Impressionante o seu talento pra escrever, linda a crônica poética, adorei o texto... Consegui imaginar a cena ao ler o texto, as cores da cereja, morando... Parte disso levei comigo


Beijinho e ótimo fim de semana

maria claudete disse...

Será esta mulher mera ilusão ou o fantasma que assombra a finitude estigmatizada para qualquer uma de nós? Seja como for , nos obrigamos a refletir sobre este funil da solidão. Muito forte seu texto amiga e muito instigante.
abraços.

H L disse...

cara, que forte!
imaginei aqui toda a cena, toda a estória.
muito bem escrito, muito bom meeesmo!

Paz... disse...

eu devia uma visita... fiquei sem saber qual era teu blog nº 1, e me pareceu ser este aqui...
muito bom, os dois.
bjos!

Rafaela Costa disse...

Oi,
Adorei conhecer seu blog.
te seguindo pra saber de tudo q rola por aki.

Bjs,
Rafaela

Taynara Irias disse...

Sempre me vem milhares de pensamentos e emoções quando leio suas palavras.
Belo texto!
Beijos.

Solange Maia disse...

Sylvia,

dessa vez precisei deixar registrado : fantástico texto !

senti as entrelinhas, e sabe do mais ? também nunca vi esta mulher, mas ela me parece tão familiar....

beijo carinhoso

Ilaine disse...

Ela em seu mundo tão específico. Ela muito ela, mas que se deixa levar...

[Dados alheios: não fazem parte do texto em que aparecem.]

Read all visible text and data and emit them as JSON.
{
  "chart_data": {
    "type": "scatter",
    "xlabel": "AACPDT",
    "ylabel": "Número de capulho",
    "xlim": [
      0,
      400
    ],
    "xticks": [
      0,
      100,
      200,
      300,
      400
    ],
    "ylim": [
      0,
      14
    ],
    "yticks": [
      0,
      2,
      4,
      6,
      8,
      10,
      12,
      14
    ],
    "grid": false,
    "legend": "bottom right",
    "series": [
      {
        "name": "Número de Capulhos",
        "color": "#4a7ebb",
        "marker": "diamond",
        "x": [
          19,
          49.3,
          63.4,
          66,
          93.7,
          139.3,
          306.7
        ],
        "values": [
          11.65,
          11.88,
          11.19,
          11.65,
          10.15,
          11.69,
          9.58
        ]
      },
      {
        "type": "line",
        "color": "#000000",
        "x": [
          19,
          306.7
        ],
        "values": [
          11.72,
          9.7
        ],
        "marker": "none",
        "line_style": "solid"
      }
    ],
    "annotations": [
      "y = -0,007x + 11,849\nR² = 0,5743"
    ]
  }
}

Sylvia, outra vez um escrito que marca, que fica, que me carrega "pra qualquer lugar." Intenso e belo!

Beijo

Unknown disse...

Supimpa!

ela vem e vai sempre? fica tranquila, deixe-a com você...

um beijo

Marina disse...

lindo texto!

vou voltar por aqui ;)

Unknown disse...

Excelente, como sempre! :)

Mas estou aqui para oferecer ao "Abundante-mente" o Selo Prêmio Dardos. É uma singela amostra de minha admiração por teus belos textos.
Os detalhes sobre o prêmio estão na última postagem do meu blog:

http://lacunasdotempo.blogspot.com/2010/05/selo-premio-dardos.html

Espia lá! ;)

Beijinhos,
Ane

Em@ disse...

Syl, olá!
no Em@ há uma coisa à tua espera. :)
beijo

Bruna Fernanda, 29 anos! disse...

Existem figuras marcantes
xP
^^
bjo

B. disse...

Esse está entre meus 10 mais.
MUITA saudade de você. Te amo taaaanto!